Some are born great…

There has been a lot of interest throughout history in what makes great people great. Like the freakishly great people. The Yo-Yo Mas and the Michael Jordans, if you will. Some research pointed to genetics. Some research pointed to practice making perfect (ever heard of the “10,000 hours” rule?). An article in Slate, “Practice Does Not Make Perfect” sums up some pretty compelling evidence that genes play a mighty big role in all sorts of aptitudes.

In a recently published analysis of the data, researchers found that there was a stronger correspondence in drawing ability for the identical twins than for the fraternal twins. In other words, if one identical twin was good at drawing, it was quite likely that his or her identical sibling was, too. Because identical twins share 100 percent of their genes, whereas fraternal twins share only 50 percent on average, this finding indicates that differences across people in basic artistic ability are in part due to genes. In a separate study based on this U.K. sample, well over half of the variation between expert and less skilled readers was found to be due to genes.

And if you’re already thinking about the implications and ramifications of snubbing practice because it all comes down to genetics, the article discusses that (in depth) too.
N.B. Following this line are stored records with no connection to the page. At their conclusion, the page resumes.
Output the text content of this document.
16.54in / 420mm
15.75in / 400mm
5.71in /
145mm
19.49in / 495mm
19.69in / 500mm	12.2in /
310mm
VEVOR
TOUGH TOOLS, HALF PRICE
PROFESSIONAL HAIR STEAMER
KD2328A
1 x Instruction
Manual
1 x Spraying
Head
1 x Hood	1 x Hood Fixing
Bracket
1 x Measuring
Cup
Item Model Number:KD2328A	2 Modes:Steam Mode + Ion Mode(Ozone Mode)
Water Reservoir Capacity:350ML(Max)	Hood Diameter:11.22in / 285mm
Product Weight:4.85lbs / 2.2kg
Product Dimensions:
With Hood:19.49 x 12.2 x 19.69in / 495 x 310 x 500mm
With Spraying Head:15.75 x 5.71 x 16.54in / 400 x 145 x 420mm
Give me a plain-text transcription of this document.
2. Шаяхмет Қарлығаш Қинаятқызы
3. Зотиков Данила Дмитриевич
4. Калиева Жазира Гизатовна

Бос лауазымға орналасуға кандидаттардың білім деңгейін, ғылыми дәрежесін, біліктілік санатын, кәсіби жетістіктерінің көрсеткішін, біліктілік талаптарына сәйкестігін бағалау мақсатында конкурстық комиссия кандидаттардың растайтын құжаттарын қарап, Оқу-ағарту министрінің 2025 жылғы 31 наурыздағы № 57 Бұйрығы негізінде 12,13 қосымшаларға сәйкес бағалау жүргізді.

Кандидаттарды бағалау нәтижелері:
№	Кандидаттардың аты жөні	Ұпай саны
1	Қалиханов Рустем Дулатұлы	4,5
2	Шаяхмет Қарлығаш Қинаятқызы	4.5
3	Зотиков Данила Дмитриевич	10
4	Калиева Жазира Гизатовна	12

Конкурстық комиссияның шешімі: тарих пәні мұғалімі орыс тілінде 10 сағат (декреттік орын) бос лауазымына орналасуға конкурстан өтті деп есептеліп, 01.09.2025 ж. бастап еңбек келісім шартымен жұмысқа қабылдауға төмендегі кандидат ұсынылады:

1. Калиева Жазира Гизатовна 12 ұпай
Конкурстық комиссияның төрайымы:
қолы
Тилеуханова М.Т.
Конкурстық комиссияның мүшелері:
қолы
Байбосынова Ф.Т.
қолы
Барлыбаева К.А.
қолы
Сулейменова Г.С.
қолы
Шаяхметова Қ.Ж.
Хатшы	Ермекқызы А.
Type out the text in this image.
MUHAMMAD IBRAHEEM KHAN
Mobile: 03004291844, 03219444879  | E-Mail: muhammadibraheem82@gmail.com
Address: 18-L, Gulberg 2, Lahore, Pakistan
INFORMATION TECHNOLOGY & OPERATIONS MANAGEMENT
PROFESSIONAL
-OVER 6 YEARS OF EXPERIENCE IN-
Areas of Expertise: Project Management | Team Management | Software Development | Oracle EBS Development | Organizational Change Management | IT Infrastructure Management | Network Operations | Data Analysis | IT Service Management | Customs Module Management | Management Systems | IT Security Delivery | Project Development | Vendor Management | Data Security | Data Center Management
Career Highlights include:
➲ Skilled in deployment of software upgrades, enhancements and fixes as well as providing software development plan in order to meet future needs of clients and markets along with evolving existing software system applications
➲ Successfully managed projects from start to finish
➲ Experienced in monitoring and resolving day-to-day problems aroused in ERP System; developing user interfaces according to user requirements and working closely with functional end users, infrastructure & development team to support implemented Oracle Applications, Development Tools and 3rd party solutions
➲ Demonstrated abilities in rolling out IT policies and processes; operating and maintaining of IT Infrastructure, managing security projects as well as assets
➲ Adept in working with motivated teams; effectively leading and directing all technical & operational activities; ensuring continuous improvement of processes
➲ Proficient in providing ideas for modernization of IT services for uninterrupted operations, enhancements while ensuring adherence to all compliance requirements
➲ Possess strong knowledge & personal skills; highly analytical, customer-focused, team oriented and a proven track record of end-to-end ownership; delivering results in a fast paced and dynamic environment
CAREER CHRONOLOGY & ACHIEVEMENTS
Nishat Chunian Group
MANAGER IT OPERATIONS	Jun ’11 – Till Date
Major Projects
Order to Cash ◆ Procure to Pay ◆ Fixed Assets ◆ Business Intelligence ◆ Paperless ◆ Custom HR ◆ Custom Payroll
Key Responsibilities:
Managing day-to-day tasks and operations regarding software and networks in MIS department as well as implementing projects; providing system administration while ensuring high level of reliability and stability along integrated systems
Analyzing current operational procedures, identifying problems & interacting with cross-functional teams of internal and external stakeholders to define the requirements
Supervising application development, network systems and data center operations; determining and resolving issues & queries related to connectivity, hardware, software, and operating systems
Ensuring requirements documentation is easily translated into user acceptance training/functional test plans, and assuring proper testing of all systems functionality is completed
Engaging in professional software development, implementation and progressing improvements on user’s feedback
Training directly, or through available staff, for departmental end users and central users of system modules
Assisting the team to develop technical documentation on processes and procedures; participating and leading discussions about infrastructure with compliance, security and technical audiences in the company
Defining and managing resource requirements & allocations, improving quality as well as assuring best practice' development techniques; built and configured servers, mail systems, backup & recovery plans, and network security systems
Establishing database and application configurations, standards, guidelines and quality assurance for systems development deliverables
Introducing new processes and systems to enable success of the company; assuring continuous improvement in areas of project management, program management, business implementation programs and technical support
It is therefore crucial to differentiate between the influence of genes on differences in abilities across individuals and the influence of genes on differences across groups. The former has been established beyond any reasonable doubt by decades of research in a number of fields, including psychology, biology, and behavioral genetics. There is now an overwhelming scientific consensus that genes contribute to individual differences in abilities. The latter has never been established, and any claim to the contrary is simply false.


How much would I have to practice before I could run as fast as Usain Bolt? My guess is infinity.